A une époque nettement contre révolutionnaire et portée à la remise en cause des idéaux de Mai 68, ces Amants réguliers fait presque figure d’anachronisme. Un anachronisme sublime et sans espoir, d’une noirceur à crever : Les Amants régulier avance, la tristesse chevillée au corps, avec la conscience ténébreuse que la révolution en marche court vers l’échec. Il s’agit, pour Garrel, de revisiter un espace, celui de la communauté des hommes qui a cru un temps possible le renversement du monde et qui voit, en bout de course, s’échouer le poète sur la dureté des temps. Construit en plusieurs blocs, le film passe du noir au gris. Le noir de 68, ce sont ces longues séquences d’insurrection nocturnes, contrastant avec l’habituelle imagerie diurne du Paris pavé. Rêve romantique où le feu crépite, où l’attente de l’ennemi (les CRS), dont l’uniforme se confond avec la nuit, semble une activité en soi. Un no man’s land spatial et temporel, un lieu de possible dans lequel les contours (de la ville, la société, les classes) se sont évaporés au profit d’un noir originel. Un songe d’opiomane où la célérité fait place à une certaine langueur, un espace de liberté suffisamment grand pour audacieusement convoquer 1789.
Le réveil, c’est très prosaïquement celui du petit matin quand, après une nuit d’escapade, Louis Garrel rentre à la maison, et que la fatigue du monde se lit déjà sur son visage après une courte illumination enfantine. Alors commence le gris, un gris de petit matin qui ne quittera plus jamais le film, au long de l’amour fou qui unit Clotilde et Louis, au long du délitement d’un petit groupe d’opiomanes rêveurs dont chaque membre radicalise ses origines ou ses idéaux. Bourgeois qui le restera, engagé politique courant vers l’extrême, amoureux de l’impossible ou poète peu armé pour la trivialité du monde : peu à peu Garrel filme la prééminence de la survie individuelle sur l’idéal communautaire (au risque, dans le cas contraire, de se détruire soi-même), survie qui va jusqu’à toucher le coeur de la passion amoureuse. Garrel montre la brutalité d’une époque, des rapports sociaux, de la survie, avec une extrême douceur. Ce gris, à la fois blafard et doux (photo magnifique de William Lubtchansky), ces mots cruels prononcés avec calme, cette membrane pudique qui refuse l’effusion et nous met pourtant au supplice sont autant de formules poétiques qui donnent au film des allures d’oxymore.

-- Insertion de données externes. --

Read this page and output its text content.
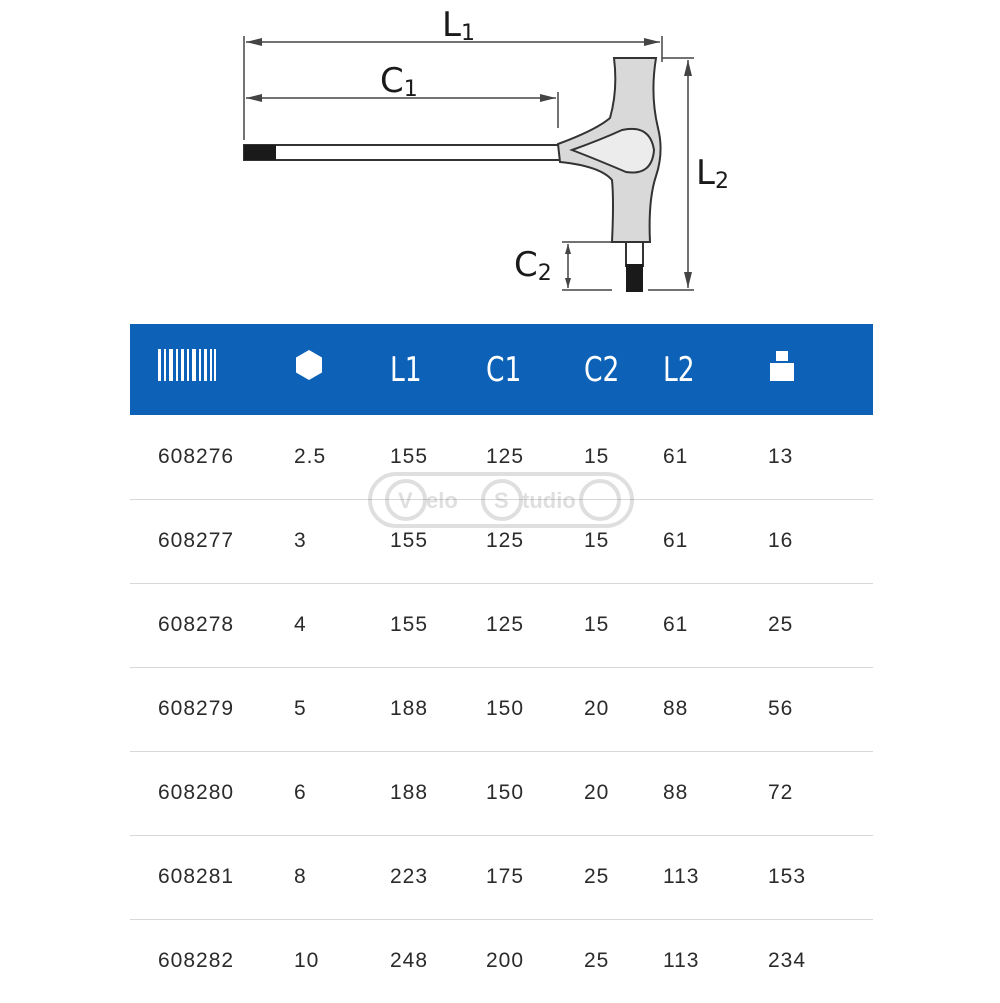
L1
C1
L2
C2
		L1	C1	C2	L2	
608276	2.5	155	125	15	61	13
608277	3	155	125	15	61	16
608278	4	155	125	15	61	25
608279	5	188	150	20	88	56
608280	6	188	150	20	88	72
608281	8	223	175	25	113	153
608282	10	248	200	25	113	234
V elo S tudio
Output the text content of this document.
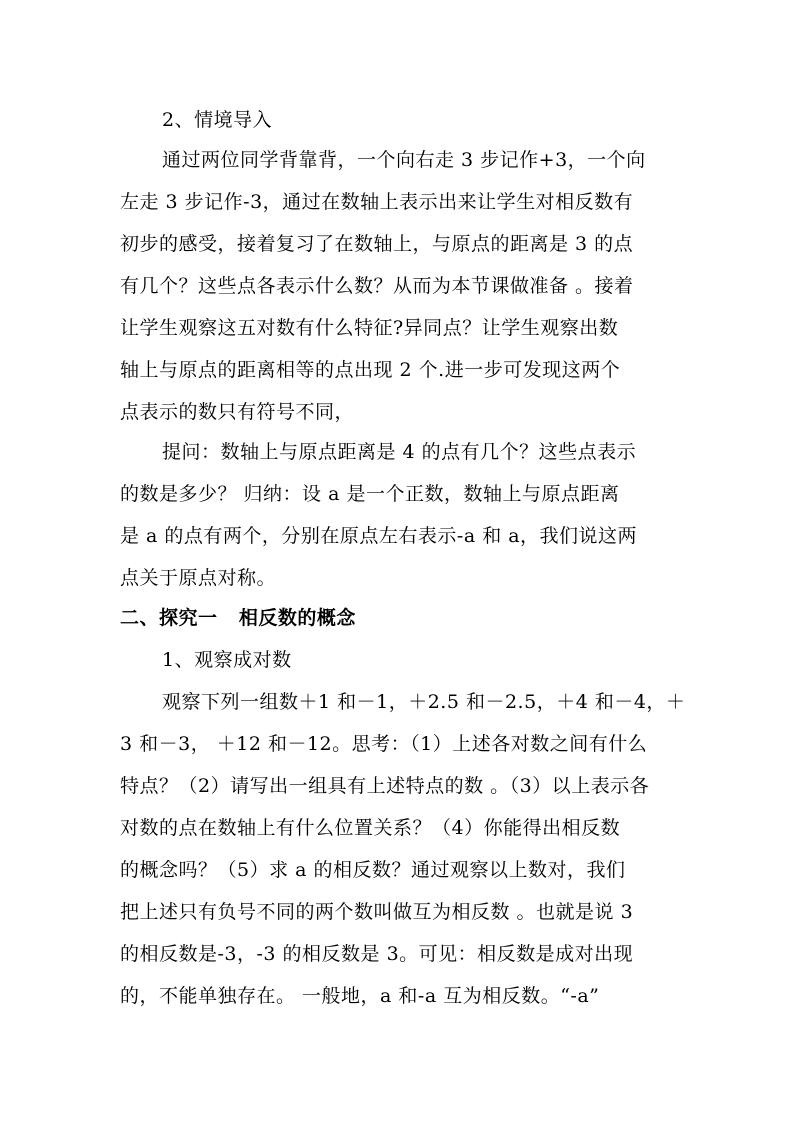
2、情境导入
通过两位同学背靠背，一个向右走 3 步记作+3，一个向
左走 3 步记作-3，通过在数轴上表示出来让学生对相反数有
初步的感受，接着复习了在数轴上，与原点的距离是 3 的点
有几个？这些点各表示什么数？从而为本节课做准备 。接着
让学生观察这五对数有什么特征?异同点？让学生观察出数
轴上与原点的距离相等的点出现 2 个.进一步可发现这两个
点表示的数只有符号不同，
提问：数轴上与原点距离是 4 的点有几个？这些点表示
的数是多少？ 归纳：设 a 是一个正数，数轴上与原点距离
是 a 的点有两个，分别在原点左右表示-a 和 a，我们说这两
点关于原点对称。
二、探究一   相反数的概念
1、观察成对数
观察下列一组数＋1 和－1，＋2.5 和－2.5，＋4 和－4，＋
3 和－3， ＋12 和－12。思考：（1）上述各对数之间有什么
特点？（2）请写出一组具有上述特点的数 。（3）以上表示各
对数的点在数轴上有什么位置关系？（4）你能得出相反数
的概念吗？（5）求 a 的相反数？通过观察以上数对，我们
把上述只有负号不同的两个数叫做互为相反数 。也就是说 3
的相反数是-3，-3 的相反数是 3。可见：相反数是成对出现
的，不能单独存在。 一般地，a 和-a 互为相反数。“-a”
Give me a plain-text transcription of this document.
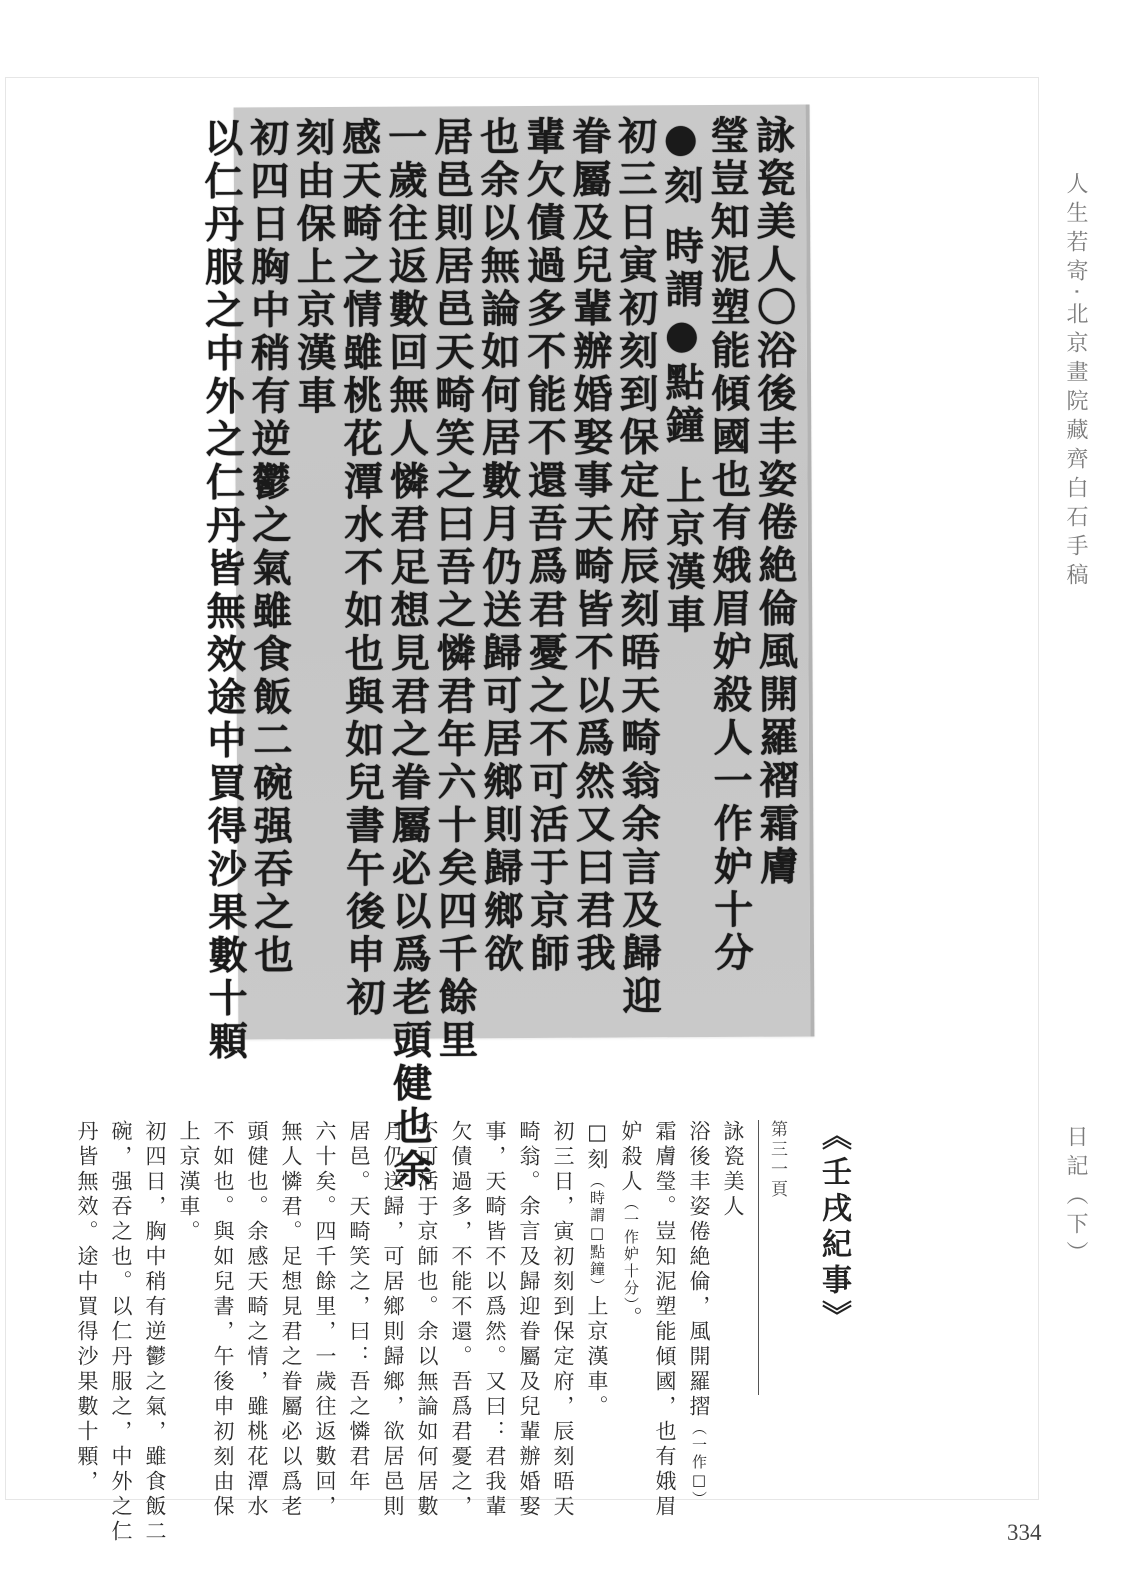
人生若寄·北京畫院藏齊白石手稿
日記（下）
詠瓷美人〇浴後丰姿倦絶倫風開羅褶霜膚
瑩豈知泥塑能傾國也有娥眉妒殺人一作妒十分
●刻 時謂●點鐘 上京漢車
初三日寅初刻到保定府辰刻晤天畸翁余言及歸迎
眷屬及兒輩辦婚娶事天畸皆不以爲然又曰君我
輩欠債過多不能不還吾爲君憂之不可活于京師
也余以無論如何居數月仍送歸可居鄉則歸鄉欲
居邑則居邑天畸笑之曰吾之憐君年六十矣四千餘里
一歲往返數回無人憐君足想見君之眷屬必以爲老頭健也余
感天畸之情雖桃花潭水不如也與如兒書午後申初
刻由保上京漢車
初四日胸中稍有逆鬱之氣雖食飯二碗强吞之也
以仁丹服之中外之仁丹皆無效途中買得沙果數十顆
《壬戌紀事》
第三一頁
詠瓷美人
浴後丰姿倦絶倫，風開羅摺（一作□）
霜膚瑩。豈知泥塑能傾國，也有娥眉
妒殺人（一作妒十分）。
□刻（時謂□點鐘）上京漢車。
初三日，寅初刻到保定府，辰刻晤天
畸翁。余言及歸迎眷屬及兒輩辦婚娶
事，天畸皆不以爲然。又曰：君我輩
欠債過多，不能不還。吾爲君憂之，
不可活于京師也。余以無論如何居數
月仍送歸，可居鄉則歸鄉，欲居邑則
居邑。天畸笑之，曰：吾之憐君年
六十矣。四千餘里，一歲往返數回，
無人憐君。足想見君之眷屬必以爲老
頭健也。余感天畸之情，雖桃花潭水
不如也。與如兒書，午後申初刻由保
上京漢車。
初四日，胸中稍有逆鬱之氣，雖食飯二
碗，强吞之也。以仁丹服之，中外之仁
丹皆無效。途中買得沙果數十顆，
334
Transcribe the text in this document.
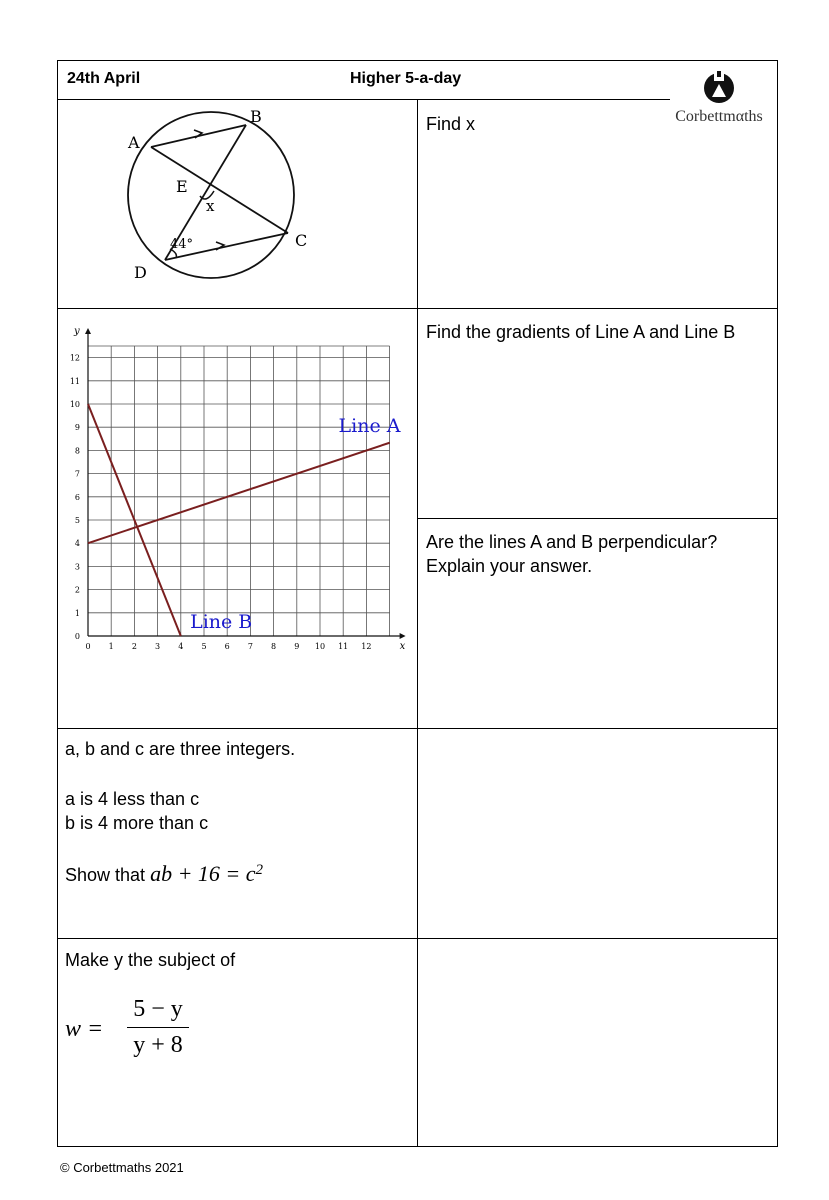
24th April	Higher 5-a-day
Find x
Find the gradients of Line A and Line B
Are the lines A and B perpendicular?
Explain your answer.
a, b and c are three integers.
a is 4 less than c
b is 4 more than c
Show that ab + $16 = c^2$
Make y the subject of
w =
5 − y
y + 8
Corbettmαths
A
B
C
D
E
x
44°
0 1 2 3 4 5 6 7 8 9 10 11 12
0
1
2
3
4
5
6
7
8
9
10
11
12
Line A
Line B
x
y
© Corbettmaths 2021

A ce titre, l’extraordinaire jeu de Louis Garrel, oscillant entre sa présence dans les lieux et son absence au monde, une sorte de retrait éthéré, donne au personnage son rythme erratique, comme une incertitude à « être ». Ce personnage là est à n’en pas douter la part d’utopie que le film s’acharne à faire perdurer jusqu’à épuisement complet, une humanité autre, mutante et pacifique, idéaliste sans prosélytisme, qui perd peu à peu sa raison d’être au milieu de ce flot de survivants. A côté, en effet, il n’y a que des personnages concrets (longtemps qu’on avait vu des comédiens français aussi remarquables), conscients qu’il leur faut s’adapter. Pas sorcier d’imaginer combien le mot « adaptation » ne sied pas et ne siéra jamais au poète.